I Think the Saints are Stalking Me

I Think the Saints are Stalking Me

I recently recorded a podcast episode with my good friend JonMarc Grodi. We talked about the saints and, in particular, how we can have a relationship with our Christian brothers and sisters who have gone ahead to their reward.

It was a remarkable conversation and I highly recommend you give it a listen but it impacted me, in the following weeks, in a way I did not expect.

I’ve written about the saints before, it’s not new territory for me. In fact, one of the first major issues I had when I was digging into the history of the Catholic Church was the idea that Catholics worshipped the saints. Spoiler alert: they do not, as I’ve written many times before.

But that’s not what’s been on my mind lately.

After the episode was done, JonMarc stuck around for a bit and we chatted once I’d stopped recording. As we talked we began to share our own favourite “saint stories” and, if I’d still been recording, it would’ve made a great episode all on its own.

JonMarc shared how St. Anthony was key in bringing him and his wife together. I shared how, once, when I was just beginning to explore Catholicism I was encouraged to ask St. Therese of Lisieux to “send me a flower” to let me know that she was praying for me. It was a silly notion, in hindsight, but literal seconds after I prayed it a picture came on the TV newscast I was watching: a woman with an oversized daisy knitted into the front of her winter hat.

It couldn’t have been more obvious. It was a giant flower.

I love this idea of saints being in relationship with us.

It seems, at best, a bit goofy. At worst, rather cultic. But as devout, Jesus-loving Catholics will tell you, it is very much the reality of the Catholic life.

In a similar way to God chasing us down, pursuing us like a Hound of Heaven, because He loves us that much and wants to know us more—so too his most wonderful creations: the saints.

If, as Catholics believe, the intercession of the saints is real and they are in Heaven, eternally, with God right now then they can pray for us, they can help us, they can even, by God’s grace, interact in a kind of tangible way. This isn’t magic; it’s the Communion of the Saints and it’s been the belief of the Christian Church since the very beginning.

And, lately, I think I’m being stalked.

It began innocently enough with one particular saint meme that was being shared around Facebook. But then I encounter that same saint, again, in a book that I was reading. It was a completely unrelated topic, and I was surprised. And then, he popped up again on Twitter. And a friend wrote an article about him. And then a sister, in a community near our house, took her vows on the weekend and chose this saint as part of her new, religious name.

It wasn’t even his feast day, not even close, and he wasn’t an incredibly popular saint.

This was all a little odd.

Uncanny.

And then I got an e-mail.

It was an e-mail on a completely unconnected topic and I read it with interest until I got to the end. It was signed with the sender’s name, their job title, and where they worked.
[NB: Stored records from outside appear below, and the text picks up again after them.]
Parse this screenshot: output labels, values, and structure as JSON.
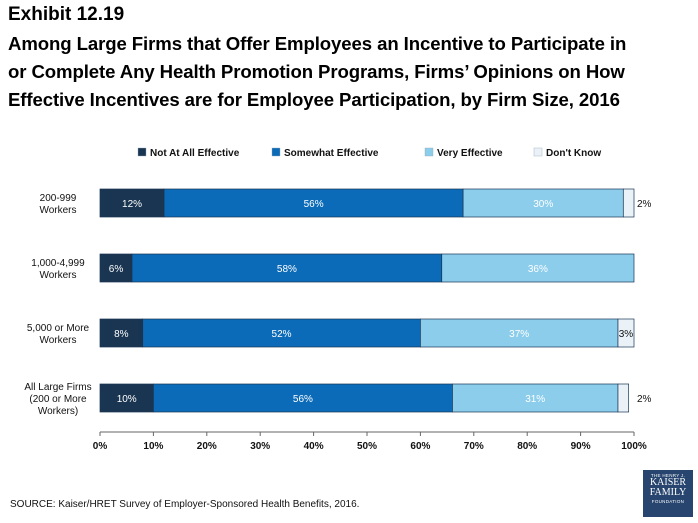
{
  "header": {
    "exhibit": "Exhibit 12.19",
    "title_lines": [
      "Among Large Firms that Offer Employees an Incentive to Participate in",
      "or Complete Any Health Promotion Programs, Firms’ Opinions on How",
      "Effective Incentives are for Employee Participation, by Firm Size, 2016"
    ]
  },
  "chart_data": {
    "type": "bar",
    "orientation": "horizontal",
    "stacked": true,
    "categories": [
      [
        "200-999",
        "Workers"
      ],
      [
        "1,000-4,999",
        "Workers"
      ],
      [
        "5,000 or More",
        "Workers"
      ],
      [
        "All Large Firms",
        "(200 or More",
        "Workers)"
      ]
    ],
    "series": [
      {
        "name": "Not At All Effective",
        "color": "#1a3552",
        "values": [
          12,
          6,
          8,
          10
        ],
        "labels": [
          "12%",
          "6%",
          "8%",
          "10%"
        ]
      },
      {
        "name": "Somewhat Effective",
        "color": "#0b6bb8",
        "values": [
          56,
          58,
          52,
          56
        ],
        "labels": [
          "56%",
          "58%",
          "52%",
          "56%"
        ]
      },
      {
        "name": "Very Effective",
        "color": "#8ccdec",
        "values": [
          30,
          36,
          37,
          31
        ],
        "labels": [
          "30%",
          "36%",
          "37%",
          "31%"
        ]
      },
      {
        "name": "Don't Know",
        "color": "#eaf2f8",
        "values": [
          2,
          0,
          3,
          2
        ],
        "labels": [
          "2%",
          "",
          "3%",
          "2%"
        ]
      }
    ],
    "xlim": [
      0,
      100
    ],
    "x_ticks": [
      "0%",
      "10%",
      "20%",
      "30%",
      "40%",
      "50%",
      "60%",
      "70%",
      "80%",
      "90%",
      "100%"
    ],
    "legend_position": "top",
    "grid": false
  },
  "footer": {
    "source": "SOURCE: Kaiser/HRET Survey of Employer-Sponsored Health Benefits, 2016."
  },
  "logo": {
    "line1": "THE HENRY J.",
    "line2": "KAISER",
    "line3": "FAMILY",
    "line4": "FOUNDATION"
  }
}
And can you guess the name of their employer?

It was an official apostolate for the very same saint. A large centre, custodian to a number of his first-class relics.

Did this saint get so tired of trying to send me a sign that he, quite literally, sent someone who worked for him to get my attention?

I had to pick my jaw up off the floor.

I sucked in a very deep breath and closed my e-mail. I opened Facebook to double check the name and the employer and before I could type a thing my newsfeed loaded…

The saint.

Front a centre was a quote from a theologian friend of mine juxtaposed with a giant black and white picture of the very same saint.

It was like winning the lottery and going home to find a brand new car in your driveway too.

I decided it was official: I am being stalked.

And it’s kind of incredible.

See, if the saints are as alive as you and I except in the presence of God then they can take part in our lives in a kind of supernatural way. They can pray for us and, the Catholic Church affirms, live amongst us in this kind of a relationship. And this is exactly, I think, what the Church has in mind.

This particular saint is praying for me, and he is letting me know. He is rooting for me. There is something cooking up there, some good thing in store, and he is working hard to get my attention.

“Just you wait,” it feels like he’s saying, “Something good is coming your way. God has big plans.”

A kind of supernatural affirmation of God’s promises, I think.

And, of course, a hardened skeptic could dismiss it all as wild coincidence. You see what you want to see and filter out the rest. Or worse, it’s a demonic influence trying to steer my attention away from God and onto merely mortal humans. But, I don’t think so. Far from distracting, these tiny little coincidences (and big coincidences too!) are refocusing my attention on God’s divine plan. Like a poke in the side, a firework going off somewhere near by, these little interactions across the veil are causing me to sit up straight, to listen more carefully, to pay attention. What’s God doing here? What’s going on? What am I being shown?

Why does it feel like all of these interactions are leading me towards something incredible; reminding me to sit tight and listen closely? What is God drawing me closer for?

After all, in all ways and always, the saints are there to point us to Christ, to bring us closer to Christ. That was their goal in life and, it must, remain their goal in death too.